The world was amazed and horrified when the first AI language models began to emerge, mimicking human speech and writing. Some models that have ended up depending on companies like OpneAI and Google.
In Google I/O 21, Google itself presented LaMDA, an AI system that can interact naturally with users, almost on any topic. Although Google itself has been involved in some controversies in this regard, such as the presence of sexism, homophobia and racism in the main AI models.
For this reason, more than 500 scientists from around the world are working under the umbrella of the BigScience project — led by a startup known as Hugginface — which aims to create fully open artificial intelligence language models for the community and not dependent on companies like OpenAI And Google.
To understand what we are dealing with, we must apply some context. Google intends to integrate LaMDA into virtually all of its services — search engine, its assistant and even its collaborative work platform, Google Workspace. The idea is that users have an interface from which they can get information on Google services by asking LaMDA.

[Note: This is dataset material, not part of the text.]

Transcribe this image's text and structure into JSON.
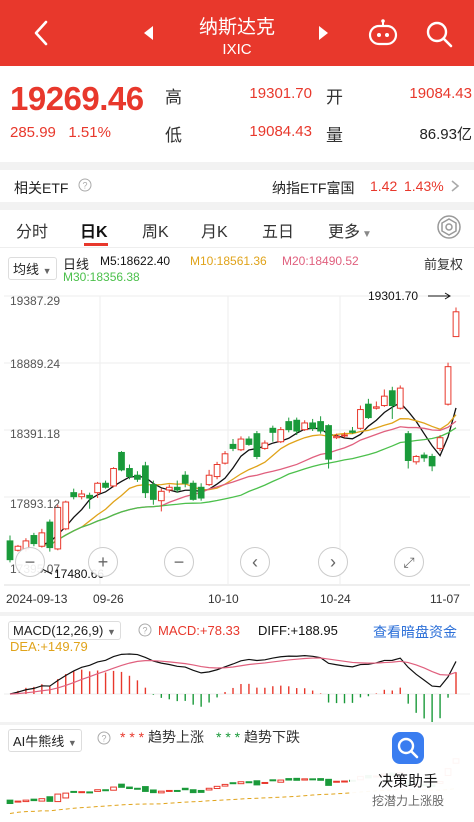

This involves several issues. The first is the most obvious; that these technologies based on language processing will end up in our day to day life, directly affecting us. A large language model (LLM) that will be directly involved in our daily services and that, in turn, depends on a large company such as Google.
Another issue is something that has also been discussed previously, and is the inclusion of extremist ideas in language models. AI — being based primarily on large amounts of data — has collected some of the most toxic ideas of the human being: for example systems with racist or sexist patterns have been discovered.

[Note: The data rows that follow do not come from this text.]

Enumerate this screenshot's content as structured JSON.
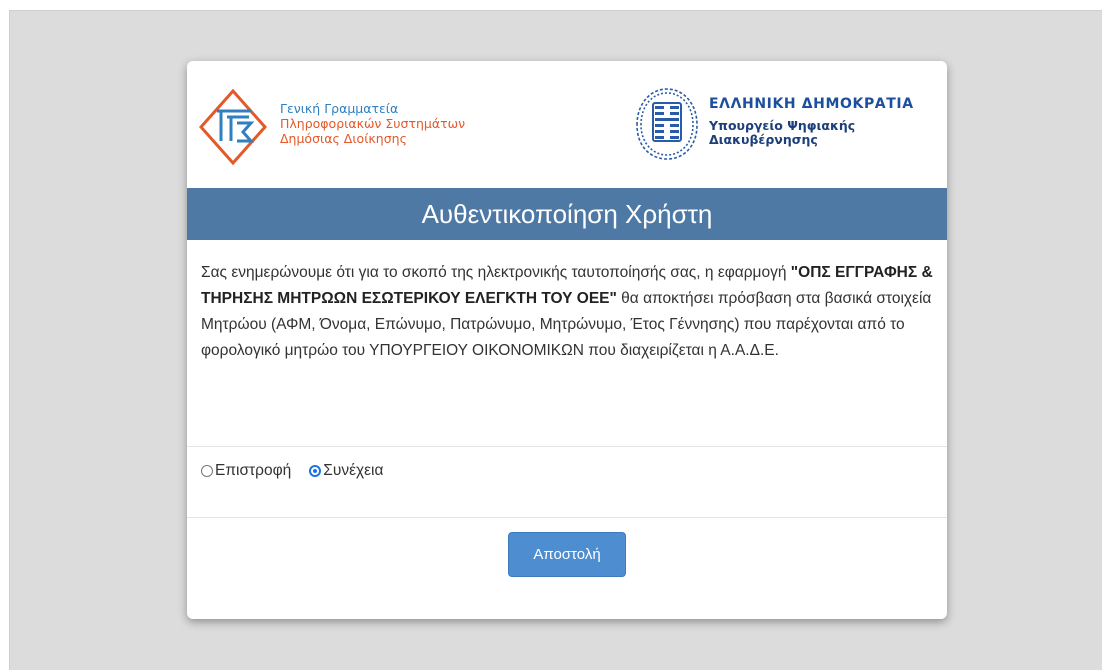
{
  "branding": {
    "gsis": {
      "line1": "Γενική Γραμματεία",
      "line2": "Πληροφοριακών Συστημάτων",
      "line3": "Δημόσιας Διοίκησης"
    },
    "gov": {
      "line1": "ΕΛΛΗΝΙΚΗ ΔΗΜΟΚΡΑΤΙΑ",
      "line2": "Υπουργείο Ψηφιακής",
      "line3": "Διακυβέρνησης"
    }
  },
  "title": "Αυθεντικοποίηση Χρήστη",
  "notice": {
    "before": "Σας ενημερώνουμε ότι για το σκοπό της ηλεκτρονικής ταυτοποίησής σας, η εφαρμογή ",
    "app_name": "\"ΟΠΣ ΕΓΓΡΑΦΗΣ & ΤΗΡΗΣΗΣ ΜΗΤΡΩΩΝ ΕΣΩΤΕΡΙΚΟΥ ΕΛΕΓΚΤΗ ΤΟΥ ΟΕΕ\"",
    "after": " θα αποκτήσει πρόσβαση στα βασικά στοιχεία Μητρώου (ΑΦΜ, Όνομα, Επώνυμο, Πατρώνυμο, Μητρώνυμο, Έτος Γέννησης) που παρέχονται από το φορολογικό μητρώο του ΥΠΟΥΡΓΕΙΟΥ ΟΙΚΟΝΟΜΙΚΩΝ που διαχειρίζεται η Α.Α.Δ.Ε."
  },
  "options": [
    {
      "label": "Επιστροφή",
      "checked": false
    },
    {
      "label": "Συνέχεια",
      "checked": true
    }
  ],
  "submit_label": "Αποστολή",
  "colors": {
    "header_bar": "#4f79a5",
    "button": "#4d8dd0",
    "gsis_blue": "#2f7fc1",
    "gsis_orange": "#e3592a",
    "gov_blue": "#1c4f9c"
  }
}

Due to the very size of these languages, there is a collateral problem; the massive production of misinformation plagued by these concepts. Without going any further, this fact was pointed out by Timnit Gebru, co-director of Google’s ethical AI division in an article. He was kicked out by Google itself, after refusing to retract its own post.
And all this, focusing only on Google. We have the cases of OpenAI language models, such as GPT-2 and GPT-3, capable of generating text with convincing human language. Microsoft is granting exclusive licenses to GPT-3 for unannounced products and Facebook is developing its own LLMs for content moderation and translation.
There are few studies or investigations that have analyzed in depth how these problems of language models are related and the fact that they apply in almost all aspects of our daily lives. Google has already made it clear. The few companies with the resources to develop these huge language models have financial interests and don’t scrutinize them as much as they should.
This is where BigScience comes in. This project seeks to change the focus to one of “open science” — understand natural language applied to AI fields and build an open source LLM language model, without depending on any type of company or product. This project was born specifically as a response to the lack of scrutiny by large companies against LLMs.
The idea is that BigScience wants to develop an entire open source LLM with different applications, such as conducting critical research independently of companies. Still, they have already secured a grant to develop it using a supercomputer owned by the French government.
The BigScience LLM will be characterized by its multilingual character. Up to 8 languages have been selected with their respective language families, including English, Chinese, Arabic, Hindi, and Bantu. The plan is to work closely with each language community to draw as many of their regional dialects as possible and ensure that their various data privacy standards are respected.
And no, this LLM does not intend to fight LaMDA or GPT-3. In fact, it is most likely not even useful for business, but for scientific research. As if that were not enough, none of these researchers is receiving remuneration as such for this project, since they are volunteers. The French grant only includes computational resources.
The BigScience members hope that by the end of the project — expected, until the end of May 2022 — there will be not only in-depth research on the limitations and implications of LLMs, but improved tools to develop and implement them responsibly.